With Greece in news, the world seems to be making efforts to understand the Greeks better. Why they are in trouble and what can be done and so on.
In a financial mess, it is not just the irresponsible borrower; the irresponsible lender also has equal contribution. In this case, the biggest lender to Greece is Germany. It was Germany’s tax payer’s money at risk. Though Germany is going to be the biggest loser now I suppose no one (apart from Germans) is sympathetic towards it. The reasons lie in the history too.
It was Germany at the heart of the two world wars. If there was no Stalin, Hitler’s ambitions would have become a reality. If we go two thousand years past into the history, Romans called them as Barbarians. It becomes apparent that they did not share any great relationship with their neighbors.
Today’s Germans are very efficient at their work. The machinery produced by them is world class. Their economy produces a surplus. But what do you do with that surplus money which goes on accumulating every year? It is lent to neighbors and foreign countries.
One of the borrowers was Greece and when they were not able to repay their loans, Germany insisted Greece should cut its Govt. spending and implement tax reforms to run a budget surplus. Greece did to good extent; deploying austerity measures had put a greater pressure on its economy. Its unemployment went up. Its economy began to shrink. Its public felt they are not respected in the European Union and during the recent election they chose a leftist Govt. which opposed austerity. Its new leader has to confront Germany opposing to cut its Govt. spending. Even if Greece runs a budget surplus, it would take more than 30 years to settle debt. With a kind of social unrest, there is no patience left in Greeks to struggle for another three decades for the mistakes done in the past. They are angry with European Union (in which Germany is the biggest player) for asking for further budget cuts. So it reflected in the last week’s vote too. They want to leave the union.
What right Germany has in advocating how Greece should run its Govt.? If its is because Greece owes money to Germany, why Germany was not cautious while lending and let the debt balloon become bigger? That seems to be the question many are asking now. And here history comes alive again. Germany had led to physical destruction and loss of capital during world wars and now some think they are doing it economically with countries like Greece.
But the real problem lied in the formation of Euro currency. It is becoming clear now that without political integration, a common currency won’t work. All the countries in the European Union had their respective Govt.’s. Their policy approaches were different, so were the risk profiles. When they formed a union with a common central bank (ECB) and a common currency (Euro), the inefficient countries in the union would become losers. Since all of the union becomes one market with a common currency, those countries who produce quality goods at a competitive price would gain and those who cannot would see their domestic production reduce. To make up for that, local Govt. will have to step up public spending to keep the economy going. One country's exports are another country's imports. Germany’s surplus had to cause deficit somewhere else. Greece, Spain and Italy had suffered. That is the argument of few noted economists.

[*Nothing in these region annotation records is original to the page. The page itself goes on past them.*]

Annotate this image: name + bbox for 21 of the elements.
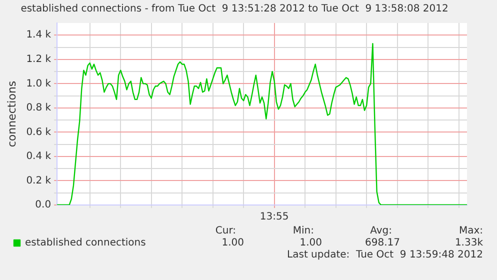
y-tick-label: 0.2 k <box>26 175 52 186</box>
text: Min: <box>292 226 314 237</box>
text: 1.00 <box>222 238 244 249</box>
x-tick-label: 13:55 <box>260 212 289 223</box>
y-tick-label: 0.6 k <box>26 126 52 138</box>
y-tick-label: 1.0 k <box>26 78 52 90</box>
y-tick-label: 0.4 k <box>26 151 52 162</box>
text: 1.00 <box>300 238 322 249</box>
legend-label: established connections <box>25 238 146 249</box>
text: Max: <box>458 226 483 237</box>
y-tick-label: 1.2 k <box>26 54 52 65</box>
text: Cur: <box>215 226 236 237</box>
text: 1.33k <box>454 238 484 249</box>
chart-title: established connections - from Tue Oct 9 13:51:28 2012 to Tue Oct 9 13:58:08 2012 <box>20 4 448 15</box>
y-tick-label: 1.4 k <box>26 30 52 41</box>
y-tick-label: 0.8 k <box>26 102 52 114</box>
y-tick-label: 0.0 <box>35 200 52 211</box>
y-axis-title: connections <box>5 80 18 148</box>
text: 698.17 <box>365 238 400 249</box>
text: Avg: <box>370 226 392 237</box>
text: Last update: Tue Oct 9 13:59:48 2012 <box>287 250 483 261</box>
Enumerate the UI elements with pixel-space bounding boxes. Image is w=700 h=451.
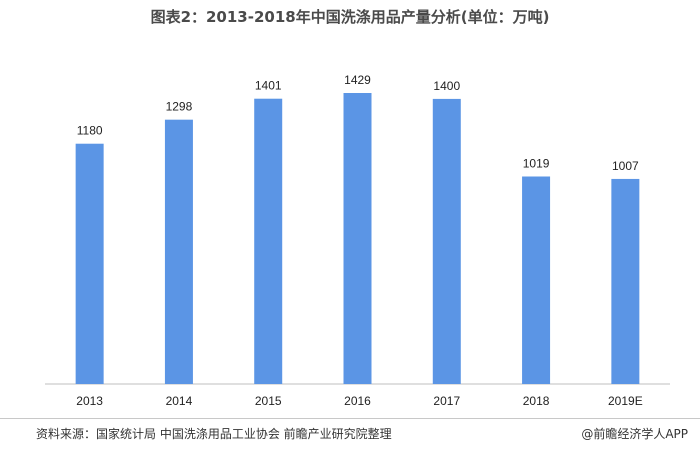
x-tick-label-2019E: 2019E	[608, 394, 643, 408]
bar-2018	[522, 176, 551, 384]
x-tick-label-2013: 2013	[76, 394, 103, 408]
bar-2015	[254, 98, 283, 385]
chart-title: 图表2：2013-2018年中国洗涤用品产量分析(单位：万吨)	[150, 8, 550, 26]
data-label-2013: 1180	[77, 124, 103, 138]
bar-2016	[343, 93, 372, 385]
data-label-2018: 1019	[523, 156, 550, 170]
bar-2017	[432, 98, 461, 384]
bar-2013	[75, 143, 104, 384]
data-label-2015: 1401	[255, 79, 282, 93]
source-note: 资料来源：国家统计局 中国洗涤用品工业协会 前瞻产业研究院整理	[36, 427, 392, 441]
bars-group	[75, 93, 640, 385]
bar-2014	[164, 119, 193, 385]
x-tick-label-2018: 2018	[523, 394, 550, 408]
brand-credit: @前瞻经济学人APP	[581, 427, 688, 441]
x-tick-label-2016: 2016	[344, 394, 371, 408]
bar-2019E	[611, 178, 640, 384]
data-labels-group: 1180 1298 1401 1429 1400 1019 1007	[77, 73, 639, 173]
x-tick-label-2015: 2015	[255, 394, 282, 408]
data-label-2019E: 1007	[612, 159, 639, 173]
x-tick-label-2014: 2014	[166, 394, 193, 408]
x-tick-labels-group: 2013 2014 2015 2016 2017 2018 2019E	[76, 394, 642, 408]
data-label-2017: 1400	[433, 79, 460, 93]
x-tick-label-2017: 2017	[433, 394, 460, 408]
footer: 资料来源：国家统计局 中国洗涤用品工业协会 前瞻产业研究院整理 @前瞻经济学人A…	[0, 418, 700, 449]
data-label-2014: 1298	[166, 100, 193, 114]
data-label-2016: 1429	[344, 73, 371, 87]
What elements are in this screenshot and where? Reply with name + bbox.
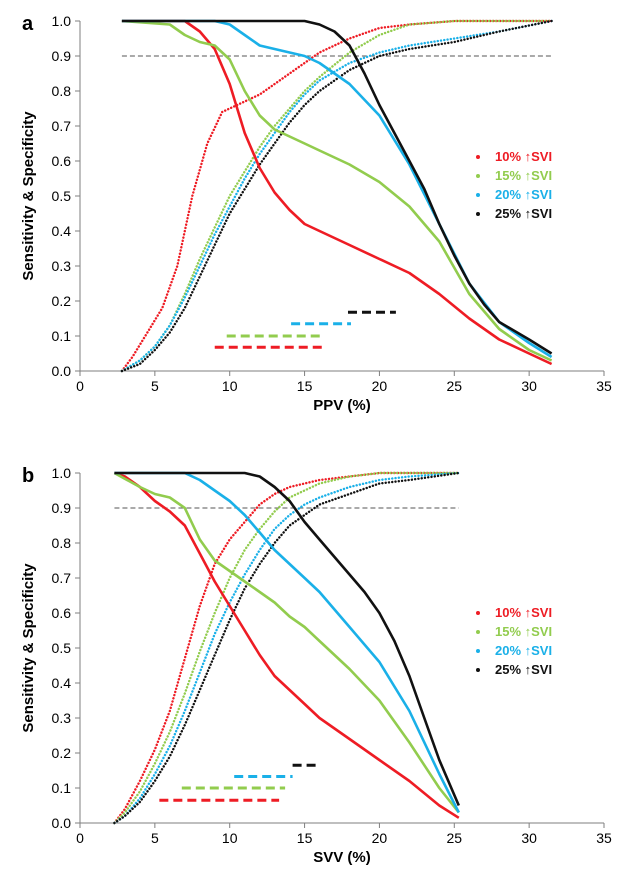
panel-a-y-tick-label: 0.4 (52, 223, 72, 239)
panel-b-y-tick-label: 0.9 (52, 500, 72, 516)
panel-a-y-tick-label: 1.0 (52, 13, 72, 29)
panel-b-y-tick-label: 0.8 (52, 535, 72, 551)
panel-a-chart: a 0 5 10 15 20 25 30 35 0.0 0.1 0.2 0.3 0.4 0.5 0.6 0.7… (20, 13, 612, 414)
panel-a-y-tick-label: 0.3 (52, 258, 72, 274)
panel-b-y-tick-label: 0.3 (52, 710, 72, 726)
panel-a-legend-label-10: 10% ↑SVI (495, 149, 552, 164)
panel-b-y-tick-label: 1.0 (52, 465, 72, 481)
panel-a-y-tick-label: 0.9 (52, 48, 72, 64)
panel-b-legend-marker-25 (476, 668, 480, 672)
panel-b-x-tick-label: 10 (222, 830, 238, 846)
panel-b-y-tick-label: 0.4 (52, 675, 72, 691)
panel-b-sensitivity-curve-25 (114, 471, 460, 807)
panel-a-sensitivity-curve-15 (121, 19, 553, 362)
panel-b-legend-label-20: 20% ↑SVI (495, 643, 552, 658)
panel-a-legend-marker-20 (476, 193, 480, 197)
panel-b-chart: b 0 5 10 15 20 25 30 35 0.0 0.1 0.2 0.3 0.4 0.5 0.6 0.7… (20, 465, 612, 866)
panel-b-legend-marker-15 (476, 630, 480, 634)
panel-b-legend-marker-10 (476, 611, 480, 615)
panel-b-specificity-curve-20 (113, 471, 460, 825)
panel-a-y-tick-label: 0.0 (52, 363, 72, 379)
panel-b-y-tick-label: 0.7 (52, 570, 72, 586)
panel-b-letter: b (22, 465, 34, 487)
panel-b-y-axis-label: Sensitivity & Specificity (20, 563, 37, 733)
panel-a-x-tick-label: 5 (151, 378, 159, 394)
panel-a-x-tick-label: 10 (222, 378, 238, 394)
panel-b-plot-area: 0 5 10 15 20 25 30 35 0.0 0.1 0.2 0.3 0.4 0.5 0.6 0.7 0.… (52, 465, 612, 846)
panel-a-x-tick-label: 20 (372, 378, 388, 394)
panel-b-y-tick-label: 0.1 (52, 780, 72, 796)
panel-b-y-tick-label: 0.2 (52, 745, 72, 761)
panel-a-letter: a (22, 13, 34, 35)
panel-a-plot-area: 0 5 10 15 20 25 30 35 0.0 0.1 0.2 0.3 0.4 0.5 0.6 0.7 0.… (52, 13, 612, 394)
panel-a-specificity-curve-25 (120, 19, 553, 373)
panel-b-y-tick-label: 0.6 (52, 605, 72, 621)
panel-b-x-tick-label: 0 (76, 830, 84, 846)
panel-b-legend: 10% ↑SVI 15% ↑SVI 20% ↑SVI 25% ↑SVI (476, 605, 552, 677)
panel-b-legend-marker-20 (476, 649, 480, 653)
panel-a-y-tick-label: 0.5 (52, 188, 72, 204)
panel-a-specificity-curve-20 (120, 19, 553, 373)
panel-b-x-tick-label: 15 (297, 830, 313, 846)
panel-a-y-tick-label: 0.7 (52, 118, 72, 134)
panel-b-sensitivity-curve-10 (113, 471, 460, 819)
panel-b-specificity-curve-10 (113, 471, 460, 825)
panel-b-x-tick-label: 25 (446, 830, 462, 846)
panel-a-legend-label-25: 25% ↑SVI (495, 206, 552, 221)
panel-a-y-tick-label: 0.1 (52, 328, 72, 344)
panel-a-x-tick-label: 35 (596, 378, 612, 394)
panel-b-x-axis-label: SVV (%) (313, 849, 371, 866)
panel-b-legend-label-15: 15% ↑SVI (495, 624, 552, 639)
panel-a-legend-marker-15 (476, 174, 480, 178)
panel-a-legend: 10% ↑SVI 15% ↑SVI 20% ↑SVI 25% ↑SVI (476, 149, 552, 221)
panel-a-legend-marker-25 (476, 212, 480, 216)
panel-a-y-tick-label: 0.8 (52, 83, 72, 99)
panel-a-y-tick-label: 0.6 (52, 153, 72, 169)
panel-b-y-tick-label: 0.5 (52, 640, 72, 656)
panel-b-x-tick-label: 35 (596, 830, 612, 846)
panel-a-legend-label-15: 15% ↑SVI (495, 168, 552, 183)
panel-b-sensitivity-curve-15 (113, 471, 460, 814)
panel-a-legend-label-20: 20% ↑SVI (495, 187, 552, 202)
panel-a-x-tick-label: 0 (76, 378, 84, 394)
panel-a-sensitivity-curve-10 (121, 19, 553, 366)
panel-b-specificity-curve-15 (113, 471, 460, 825)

If and when Greece comes out of the union, it will pay its price with a weak currency, higher rates and inflation. And it would also set stage for other countries to leave the union too. And if the idea of Euro gets scrapped someday, Germany may not run the same surplus then. But this experiment is already affecting lives of many including those victims in Greece, all of them did not live at Govt.’s expense but everyone will pay the price of inflation and unemployment.
Those who do not learn from history tend to repeat it, so goes a saying.